By Dan Levine
SAN FRANCISCO (Reuters) - An appeals court on Tuesday revived a lawsuit against United Airlines that was brought by a woman who claimed she was not promptly provided a wheelchair in an airport when she asked for one.
The opinion, from the 9th Circuit Court of Appeals in San Francisco, said federal law did not pre-empt the woman's personal injury claims under state law. In an email, United spokeswoman Jennifer Dohm said the airline "is strongly committed to providing equal treatment and quality service to our disabled customers."
United Airlines is a unit of United Continental Holdings Inc.

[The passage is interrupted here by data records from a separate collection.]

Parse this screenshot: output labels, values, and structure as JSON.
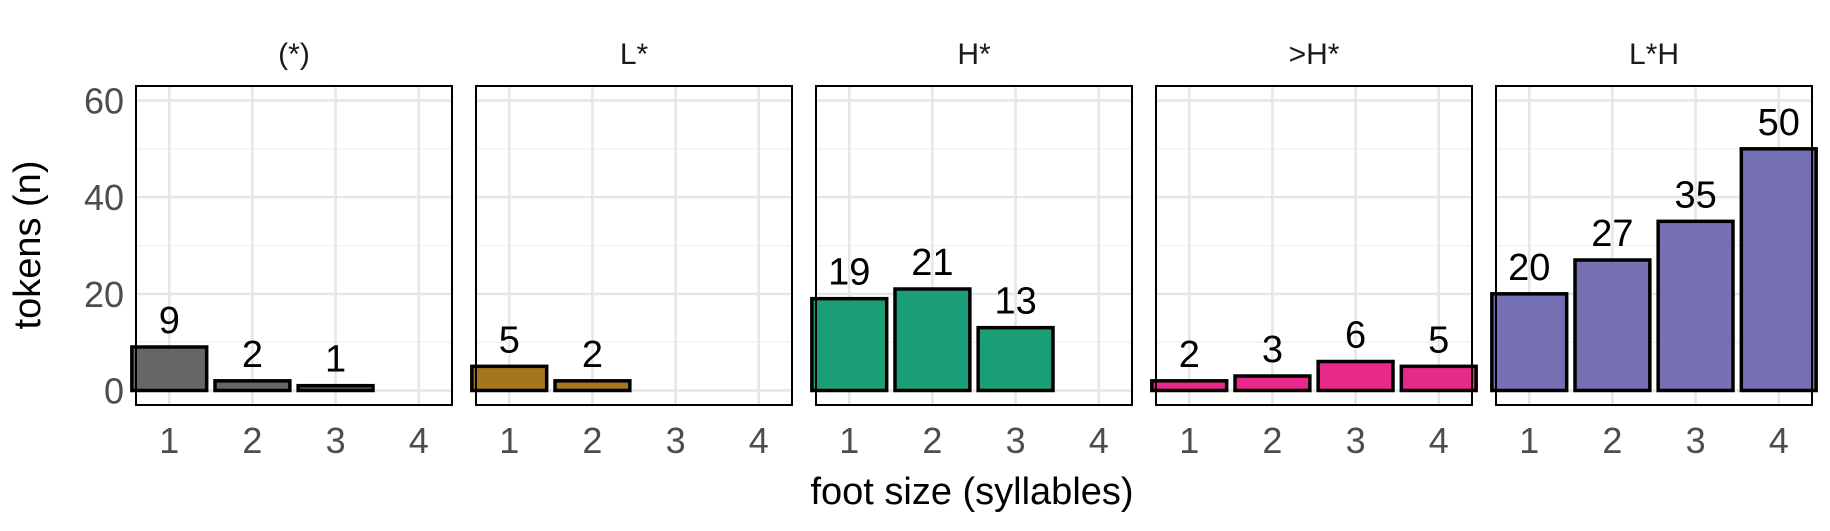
{
  "chart_data": {
    "type": "bar",
    "xlabel": "foot size (syllables)",
    "ylabel": "tokens (n)",
    "categories": [
      "1",
      "2",
      "3",
      "4"
    ],
    "ylim": [
      -3,
      63
    ],
    "yticks": [
      0,
      20,
      40,
      60
    ],
    "grid": true,
    "bar_outline_color": "#000000",
    "panels": [
      {
        "title": "(*)",
        "color": "#666666",
        "values": [
          9,
          2,
          1,
          0
        ]
      },
      {
        "title": "L*",
        "color": "#A6761D",
        "values": [
          5,
          2,
          0,
          0
        ]
      },
      {
        "title": "H*",
        "color": "#1B9E77",
        "values": [
          19,
          21,
          13,
          0
        ]
      },
      {
        "title": ">H*",
        "color": "#E7298A",
        "values": [
          2,
          3,
          6,
          5
        ]
      },
      {
        "title": "L*H",
        "color": "#7570B3",
        "values": [
          20,
          27,
          35,
          50
        ]
      }
    ]
  }
}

Mark Meuser, an attorney for plaintiff Michelle Gilstrap, who has difficulty walking, said some lower court judges had disagreed about whether individuals should be able to bring claims for damages suffered in an airplane or terminal.
"This is a really big deal for disabled Americans across the country," Meuser said.
Gilstrap had difficulty walking due to a collapsed disc in her back and osteoarthritis, according to the court opinion. During two separate plane trips in 2008 and 2009, she alleged that United failed to supply a wheelchair on some occasions.
She also said United agents yelled at her, doubted whether she really needed a wheelchair and ordered her to stand in line, which she could not do because of her condition.
Gilstrap sued, and a Los Angeles federal judge dismissed her case. In Tuesday's three-judge ruling, the 9th Circuit said Gilstrap could not pursue her claims under the Americans for Disabilities Act.
However, the court ruled that Gilstrap's state law claims, including emotional distress and negligence, were not pre-empted by the Air Carrier Access Act. The appeals court remanded the case for further proceedings.
The case in the 9th Circuit is Michelle Gilstrap vs. United Air Lines Inc., 11-55271.